Abu Youssef, the director of the Ansar Hospital, told Sada al-Sham that the regime had impeded the delivery of vaccines to the northern Homs countryside for years in a coordinated policy that aimed to spread diseases and epidemics among children in areas outside its control.
Abu Youssef said that the United Nations convoys that had entered the area had brought some vaccines with them but that the quantity was not sufficient for more than 10 percent of the children in the besieged countryside. He added: “The number of children who are in need of vaccines in the besieged countryside is more than 13,000.”
The children are in need of a number of vaccines, most importantly those against tuberculosis, hepatitis, oral polio, muscular polio, peptic ulcer, and measles. Children from the ages of 1 day to 5 years take these vaccines.
Abu Youssef said that a vaccinations room in the northern Homs countryside was working to secure oral polio vaccines for all the children in the countryside, but that there was a shortage in the other vaccines, which has led to an outbreak of hepatitis in some areas, in some cases leading to the children’s deaths.
Yahya, a doctor and director of the Homs vaccinations room who is in charge of the vaccination campaigns underway in the northern countryside, said that the Homs vaccinations room had launched a new campaign against child polio and that the vaccines were coming from UNICEF under the supervision of the Qatar Red Crescent.
The campaign which Yahya was discussing is targeting 37,300 children spread throughout three sectors — Rastan, Houla and Talbeesa. Roving teams are deploying in these sectors as follows: 30 teams in the Rastan sector, 29 in the Talbeesa sector and 18 in the Houla sector.
These teams are offering vaccines which are given at two points in the child’s mouth from the age of 1 day to 5 years. This campaign should cover all areas of the northern Homs countryside within four days.
The northern Homs countryside was among the first areas to rise up against the Assad regime and is the last stronghold of the Syrian revolution in Homs province. It contains over 300,000 civilians, including residents and displaced people. Many suffer from living hardships in light of the siege imposed on the region.

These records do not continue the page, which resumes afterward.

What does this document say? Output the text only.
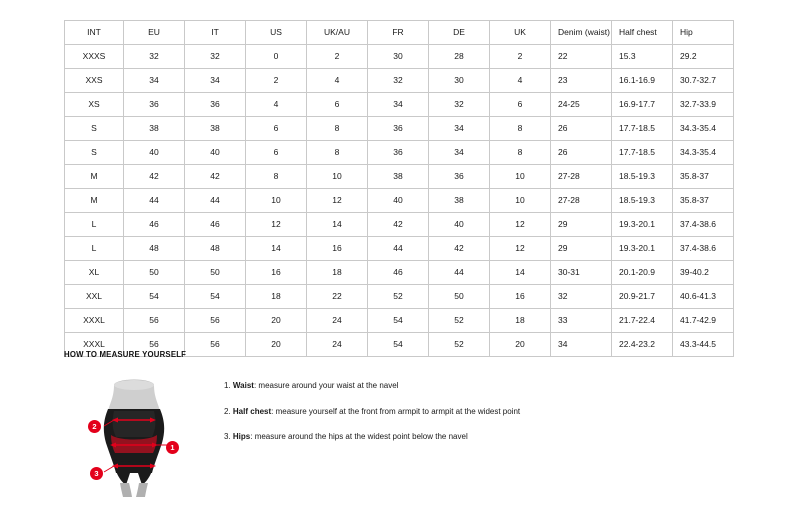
INT	EU	IT	US	UK/AU	FR	DE	UK	Denim (waist)	Half chest	Hip
XXXS	32	32	0	2	30	28	2	22	15.3	29.2
XXS	34	34	2	4	32	30	4	23	16.1-16.9	30.7-32.7
XS	36	36	4	6	34	32	6	24-25	16.9-17.7	32.7-33.9
S	38	38	6	8	36	34	8	26	17.7-18.5	34.3-35.4
S	40	40	6	8	36	34	8	26	17.7-18.5	34.3-35.4
M	42	42	8	10	38	36	10	27-28	18.5-19.3	35.8-37
M	44	44	10	12	40	38	10	27-28	18.5-19.3	35.8-37
L	46	46	12	14	42	40	12	29	19.3-20.1	37.4-38.6
L	48	48	14	16	44	42	12	29	19.3-20.1	37.4-38.6
XL	50	50	16	18	46	44	14	30-31	20.1-20.9	39-40.2
XXL	54	54	18	22	52	50	16	32	20.9-21.7	40.6-41.3
XXXL	56	56	20	24	54	52	18	33	21.7-22.4	41.7-42.9
XXXL	56	56	20	24	54	52	20	34	22.4-23.2	43.3-44.5
HOW TO MEASURE YOURSELF
1
2
3

1. Waist: measure around your waist at the navel

2. Half chest: measure yourself at the front from armpit to armpit at the widest point

3. Hips: measure around the hips at the widest point below the navel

The countryside has seen relative calm since it entered the de-escalation zones agreement with the Russians, who are patrons of the Assad regime. The calm has been permeated by sporadic bombardment by regime forces, which has led to casualties among civilians, while negotiation rounds have been held between an opposition committee and the Russians.
The regime is trying, according to opposition sources in the area, to evict the residents and armed opposition groups and the Free Syrian Army through threats of a military operation, if the conditions which the regime has set during the negotiations are not met.